For that matter, the whole concept of long distance, not just as a separate service but as something expensive and rare, to be used only for special occasions or emergencies and even then sparingly, is a relic. Today long-distance service is typically wrapped into inclusive service plans, and dialing cross county is done as routinely and matter-of-factly as calling across town.
Then again, who knows what counts as a long-distance call these days anyway? With the proliferation of numbers for fax machines and mobile devices and the subsequent subdividing of the landscape into ever smaller area codes, every call seems to require 10 digits (you can tell the age of business cards lost in the bottom of desk drawers by whether there’s an area code in front of what is clearly a local number).
Even the idea of a “local” phone company has been reworked to the point of being unrecognizable to someone from 1984. The local phone company was almost always a part of a huge national company (i.e., AT&T, which by the way bears only faint corporate resemblance to the company of that name 30 years ago), but it operated with its own marketing identity and under local regulation, offering a specific menu of services.
Today companies such as CenturyLink and Frontier Communications operate more like national brands, and do so with much less price regulation from entities like the Washington Utilities and Transportation Commission. CenturyLink customers recently got a bill insert advising them of rate increases effective May 1. In the old days, such increases would have required a lengthy rate case.

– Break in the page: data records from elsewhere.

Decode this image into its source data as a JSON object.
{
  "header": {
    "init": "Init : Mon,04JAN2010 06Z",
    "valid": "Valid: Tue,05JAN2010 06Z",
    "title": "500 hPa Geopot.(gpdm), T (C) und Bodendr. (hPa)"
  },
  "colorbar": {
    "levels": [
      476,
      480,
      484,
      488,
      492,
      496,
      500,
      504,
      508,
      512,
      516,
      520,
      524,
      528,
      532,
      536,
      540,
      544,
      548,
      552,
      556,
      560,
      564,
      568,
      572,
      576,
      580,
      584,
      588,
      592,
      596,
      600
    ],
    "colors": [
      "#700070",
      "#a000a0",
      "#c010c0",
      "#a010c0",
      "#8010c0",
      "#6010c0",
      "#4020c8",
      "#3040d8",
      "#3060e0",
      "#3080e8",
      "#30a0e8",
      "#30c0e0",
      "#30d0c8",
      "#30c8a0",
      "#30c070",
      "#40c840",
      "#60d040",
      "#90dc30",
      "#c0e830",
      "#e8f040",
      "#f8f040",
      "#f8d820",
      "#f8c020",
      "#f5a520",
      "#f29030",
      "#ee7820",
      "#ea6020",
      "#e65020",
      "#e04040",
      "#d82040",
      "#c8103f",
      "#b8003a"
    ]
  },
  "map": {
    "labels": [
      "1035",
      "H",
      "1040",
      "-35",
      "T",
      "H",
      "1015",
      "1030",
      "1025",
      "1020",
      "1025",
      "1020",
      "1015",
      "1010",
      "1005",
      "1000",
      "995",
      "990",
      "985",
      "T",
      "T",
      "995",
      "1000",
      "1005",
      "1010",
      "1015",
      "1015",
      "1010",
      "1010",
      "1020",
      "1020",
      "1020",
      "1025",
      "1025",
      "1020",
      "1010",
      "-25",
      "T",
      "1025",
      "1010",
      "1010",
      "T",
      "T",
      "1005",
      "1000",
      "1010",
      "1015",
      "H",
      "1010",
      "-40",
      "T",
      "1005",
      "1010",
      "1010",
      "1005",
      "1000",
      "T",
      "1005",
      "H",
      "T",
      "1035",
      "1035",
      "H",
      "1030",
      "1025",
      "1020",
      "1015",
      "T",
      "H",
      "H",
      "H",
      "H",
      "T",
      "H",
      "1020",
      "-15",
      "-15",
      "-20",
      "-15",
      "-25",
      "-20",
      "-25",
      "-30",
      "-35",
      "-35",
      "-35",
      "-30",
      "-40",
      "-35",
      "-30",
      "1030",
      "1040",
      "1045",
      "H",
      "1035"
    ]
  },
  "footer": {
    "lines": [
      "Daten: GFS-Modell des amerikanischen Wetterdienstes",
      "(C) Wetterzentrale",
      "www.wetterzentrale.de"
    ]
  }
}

No more.
Regulators took that action in recognition of the fact that mobile devices now provide competition to landline operators, as reflected in the dramatic plunge in the number of homes and customers connected by wire to the phone system.
The phone companies may be going the same route as the companies stealing their customers. AT&T is conducting a pilot project, authorized by the Federal Communications Commission, in Carbon Hill, Ala., and Delray Beach, Fla., in which new customers will get phone service via wireless connection or the Internet. If the projects work, expect the idea to spread geographically and to existing customers using existing technology.
That would consign the landline phone to the scrap heap — or museums — of obsolete technology even faster than current trends suggest it’s headed there. But that’s likely to provoke a shoulder-shrug, “oh well” reaction. We learned to live without paper directories and rotary-dial phones too; some never used them to begin with. Increasingly, when a call comes in to that lonely pay phone or that dusty landline, there’s no one to answer the query “Who’s there?” with “Not us, anymore.”